June 26, 2013

2012 Autumnal Darjeeling Oakyti





A few days ago I received a package with a nice little assortment of teas from Arthur of Morning Crane Tea.  This was the tea that demanded my immediate attention. I have been an admirer of teas from both Darjeeling and Nepal for a long time. In my opinion Nepalese teas are quite often superior to their Darjeeling neighbors and are usually far less expensive. But......first things first! Is this a Darjeeling or a Nepalese tea? It has to be one or the other....right? Well, not really. On the tea packet Arthur explains that the area where this tea is from borders both countries. The Mechi River being the dividing line between Nepal and India share very similar tea plants and growing conditions which makes it,s origin pretty much irrelevant.

The photos of this tea that Arthur has on his blog is what first sparked my interest because this tea looks nothing like I've ever seen from either Darjeeling or Nepal before. This teas leaves resemble little sticks, very different than the large, flaky leaves I've encountered in the past. And that,s kind of what they feel like as well, little sticks. When placing the dry leaf into the pot they make a clinking sound. They are very, very dense and compact. Kinda resembles a Yunnan tea, doesn't it? Which leads me to wonder, is this tea China Jat? Which is what the vast majority of Darjeeling teas are made from. Or the Assam varietal that is native to India. Judging from the teas aroma, appearance and flavor I,d have to bet on the later.

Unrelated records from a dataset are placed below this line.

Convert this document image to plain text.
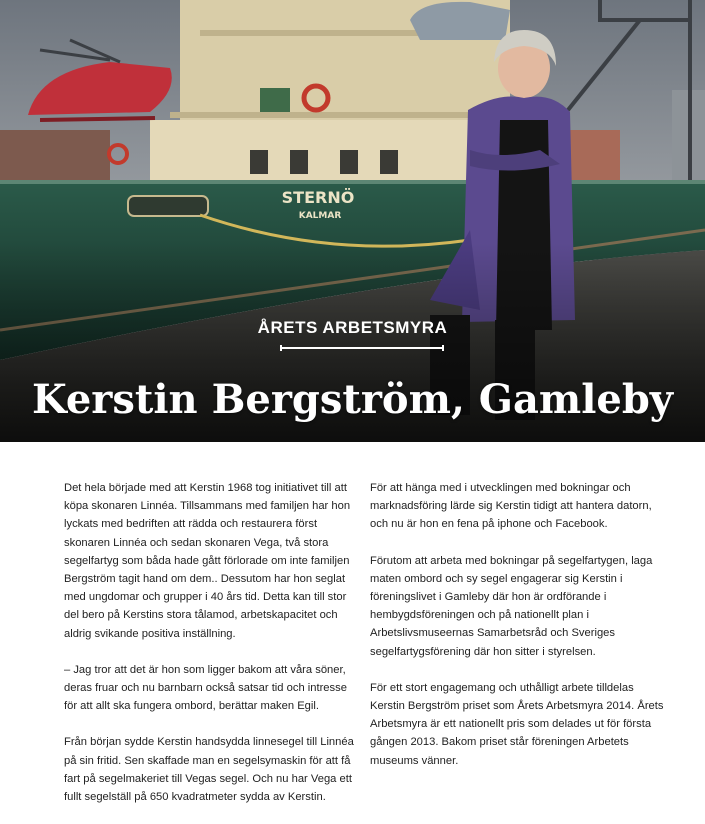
ÅRETS ARBETSMYRA
Kerstin Bergström, Gamleby

Det hela började med att Kerstin 1968 tog initiativet till att köpa skonaren Linnéa. Tillsammans med familjen har hon lyckats med bedriften att rädda och restaurera först skonaren Linnéa och sedan skonaren Vega, två stora segelfartyg som båda hade gått förlorade om inte familjen Bergström tagit hand om dem.. Dessutom har hon seglat med ungdomar och grupper i 40 års tid. Detta kan till stor del bero på Kerstins stora tålamod, arbetskapacitet och aldrig svikande positiva inställning.

– Jag tror att det är hon som ligger bakom att våra söner, deras fruar och nu barnbarn också satsar tid och intresse för att allt ska fungera ombord, berättar maken Egil.

Från början sydde Kerstin handsydda linnesegel till Linnéa på sin fritid. Sen skaffade man en segelsymaskin för att få fart på segelmakeriet till Vegas segel. Och nu har Vega ett fullt segelställ på 650 kvadratmeter sydda av Kerstin.

För att hänga med i utvecklingen med bokningar och marknadsföring lärde sig Kerstin tidigt att hantera datorn, och nu är hon en fena på iphone och Facebook.

Förutom att arbeta med bokningar på segelfartygen, laga maten ombord och sy segel engagerar sig Kerstin i föreningslivet i Gamleby där hon är ordförande i hembygdsföreningen och på nationellt plan i Arbetslivsmuseernas Samarbetsråd och Sveriges segelfartygsförening där hon sitter i styrelsen.

För ett stort engagemang och uthålligt arbete tilldelas Kerstin Bergström priset som Årets Arbetsmyra 2014. Årets Arbetsmyra är ett nationellt pris som delades ut för första gången 2013. Bakom priset står föreningen Arbetets museums vänner.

This tea "Treasure Gold" is made from plants that for whatever reason, climactic conditions? Produces leaves that are a golden color. This doesn't happen every year, just once in a Blue Moon.




The aroma from the dry leaf is heavy, rich and full .It,s not dissimilar to Korean Hwangcha but definitely in a category of it,s own. Honey, roasted grain and fruit are there for the taking, you don,t have to sit and ponder about these flavors and aromas, they are there in abundance.

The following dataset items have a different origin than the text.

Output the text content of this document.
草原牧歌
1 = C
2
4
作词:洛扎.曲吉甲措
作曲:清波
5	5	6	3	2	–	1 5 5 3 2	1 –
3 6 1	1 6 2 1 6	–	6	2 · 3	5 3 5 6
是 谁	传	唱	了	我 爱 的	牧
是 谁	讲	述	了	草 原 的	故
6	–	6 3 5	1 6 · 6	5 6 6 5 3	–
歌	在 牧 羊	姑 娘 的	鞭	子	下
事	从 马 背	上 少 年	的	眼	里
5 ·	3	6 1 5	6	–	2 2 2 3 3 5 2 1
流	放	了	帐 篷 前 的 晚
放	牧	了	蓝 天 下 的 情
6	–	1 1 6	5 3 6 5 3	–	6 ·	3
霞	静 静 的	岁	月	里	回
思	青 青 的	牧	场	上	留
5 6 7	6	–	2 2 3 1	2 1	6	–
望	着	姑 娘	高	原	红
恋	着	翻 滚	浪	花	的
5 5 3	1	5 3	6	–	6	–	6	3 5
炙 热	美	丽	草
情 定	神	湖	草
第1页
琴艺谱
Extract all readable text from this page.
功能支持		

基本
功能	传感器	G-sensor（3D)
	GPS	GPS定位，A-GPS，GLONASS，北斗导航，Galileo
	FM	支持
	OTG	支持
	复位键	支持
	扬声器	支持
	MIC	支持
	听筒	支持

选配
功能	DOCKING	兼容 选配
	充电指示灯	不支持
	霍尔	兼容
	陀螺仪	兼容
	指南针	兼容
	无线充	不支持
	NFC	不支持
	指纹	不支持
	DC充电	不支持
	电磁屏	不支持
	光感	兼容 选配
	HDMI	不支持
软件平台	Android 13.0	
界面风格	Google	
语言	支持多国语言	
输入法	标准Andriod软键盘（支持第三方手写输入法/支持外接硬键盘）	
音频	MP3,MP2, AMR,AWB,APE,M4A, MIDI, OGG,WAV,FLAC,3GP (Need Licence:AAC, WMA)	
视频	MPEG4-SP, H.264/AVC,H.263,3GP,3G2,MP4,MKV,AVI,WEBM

The teas flavor matches the aroma to perfection. Sweet honey, roasted grain or cereal, a touch of fruit and the mere suggestion of spice. Full, rich mouth feel. I can still taste this tea flavor even an hour after having drank it. Astringency is very, very minimal and it,s only really noticeable in the later infusions.

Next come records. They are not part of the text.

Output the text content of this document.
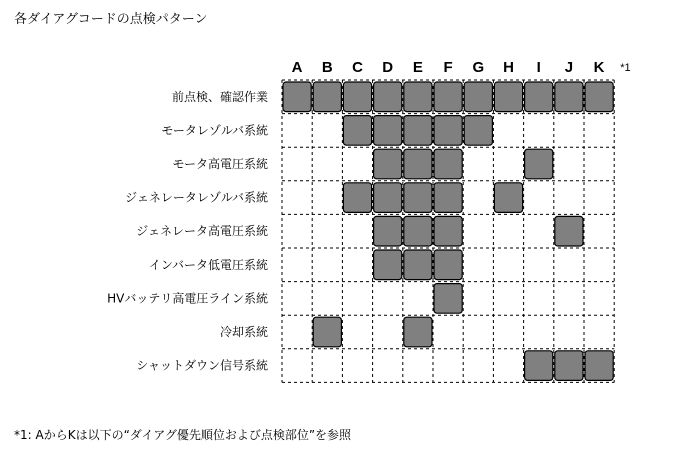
各ダイアグコードの点検パターン
A B C D E F G H I J K *1
前点検、確認作業
モータレゾルバ系統
モータ高電圧系統
ジェネレータレゾルバ系統
ジェネレータ高電圧系統
インバータ低電圧系統
HVバッテリ高電圧ライン系統
冷却系統
シャットダウン信号系統
*1: AからKは以下の“ダイアグ優先順位および点検部位”を参照
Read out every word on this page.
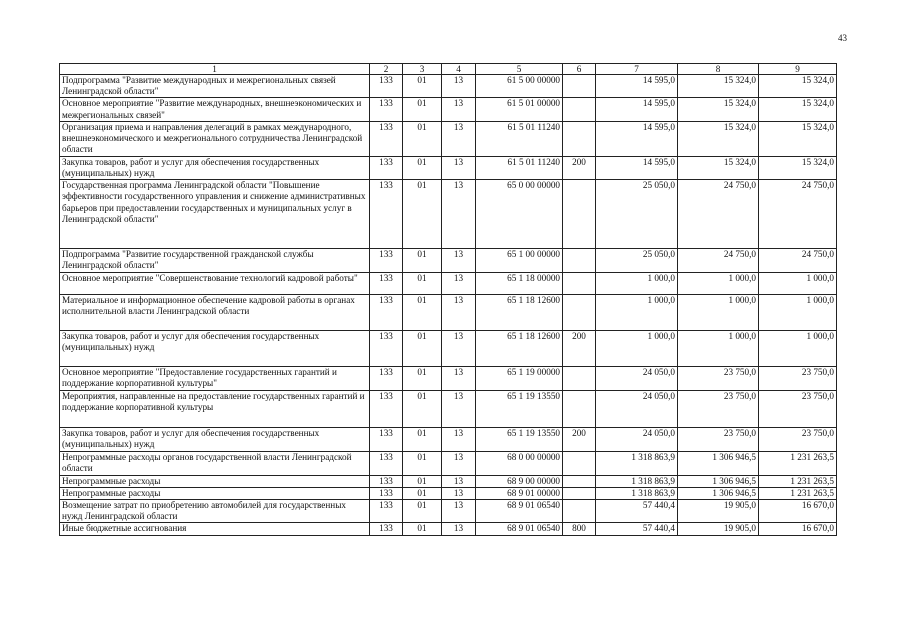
43
1	2	3	4	5	6	7	8	9
Подпрограмма "Развитие международных и межрегиональных связей Ленинградской области"	133	01	13	61 5 00 00000		14 595,0	15 324,0	15 324,0
Основное мероприятие "Развитие международных, внешнеэкономических и межрегиональных связей"	133	01	13	61 5 01 00000		14 595,0	15 324,0	15 324,0
Организация приема и направления делегаций в рамках международного, внешнеэкономического и межрегионального сотрудничества Ленинградской области	133	01	13	61 5 01 11240		14 595,0	15 324,0	15 324,0
Закупка товаров, работ и услуг для обеспечения государственных (муниципальных) нужд	133	01	13	61 5 01 11240	200	14 595,0	15 324,0	15 324,0
Государственная программа Ленинградской области "Повышение эффективности государственного управления и снижение административных барьеров при предоставлении государственных и муниципальных услуг в Ленинградской области"	133	01	13	65 0 00 00000		25 050,0	24 750,0	24 750,0
Подпрограмма "Развитие государственной гражданской службы Ленинградской области"	133	01	13	65 1 00 00000		25 050,0	24 750,0	24 750,0
Основное мероприятие "Совершенствование технологий кадровой работы"	133	01	13	65 1 18 00000		1 000,0	1 000,0	1 000,0
Материальное и информационное обеспечение кадровой работы в органах исполнительной власти Ленинградской области	133	01	13	65 1 18 12600		1 000,0	1 000,0	1 000,0
Закупка товаров, работ и услуг для обеспечения государственных (муниципальных) нужд	133	01	13	65 1 18 12600	200	1 000,0	1 000,0	1 000,0
Основное мероприятие "Предоставление государственных гарантий и поддержание корпоративной культуры"	133	01	13	65 1 19 00000		24 050,0	23 750,0	23 750,0
Мероприятия, направленные на предоставление государственных гарантий и поддержание корпоративной культуры	133	01	13	65 1 19 13550		24 050,0	23 750,0	23 750,0
Закупка товаров, работ и услуг для обеспечения государственных (муниципальных) нужд	133	01	13	65 1 19 13550	200	24 050,0	23 750,0	23 750,0
Непрограммные расходы органов государственной власти Ленинградской области	133	01	13	68 0 00 00000		1 318 863,9	1 306 946,5	1 231 263,5
Непрограммные расходы	133	01	13	68 9 00 00000		1 318 863,9	1 306 946,5	1 231 263,5
Непрограммные расходы	133	01	13	68 9 01 00000		1 318 863,9	1 306 946,5	1 231 263,5
Возмещение затрат по приобретению автомобилей для государственных нужд Ленинградской области	133	01	13	68 9 01 06540		57 440,4	19 905,0	16 670,0
Иные бюджетные ассигнования	133	01	13	68 9 01 06540	800	57 440,4	19 905,0	16 670,0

This particular tea session I used a Yixing pot with repeated brewing to see how the tea would stand up. I probably won,t try this again with this tea.

I have stated in previous posts that in my opinion some teas do not stand up to repeated steeping very well. This is by no means a strike against it. Some teas reveal nuances of flavor and aroma with repeated brewing and it can be interesting to watch it,s flavor change and evolve. But some teas have nothing further to reveal, with additional steeping it just becomes gradually weaker with it,s flavor unchanged. It,s just the nature of the tea, nothing to do with quality.


So, my criteria for determining whether or not a tea is gong-fu-able is......does it,s flavor change or evolve with repeated brewing. If not, I use a western style approach. Less leaf, more water, longer steeping time. Enjoy it in all it,s glory, get the full impact and call it a day. But.....that,s just me. You guys do whatever you see fit, after all, it,s your tea.






The leaf is exhausted, it,s on it,s fourth steeping and still the leaves, sticks won,t fully open. What a wonderful, strange tea this is. I hope everyone gets a chance to try this tea before it,s gone. This is a tea that anybody would appreciate. Brewing parameters don,t need to be strictly adhered to because this tea is very user friendly.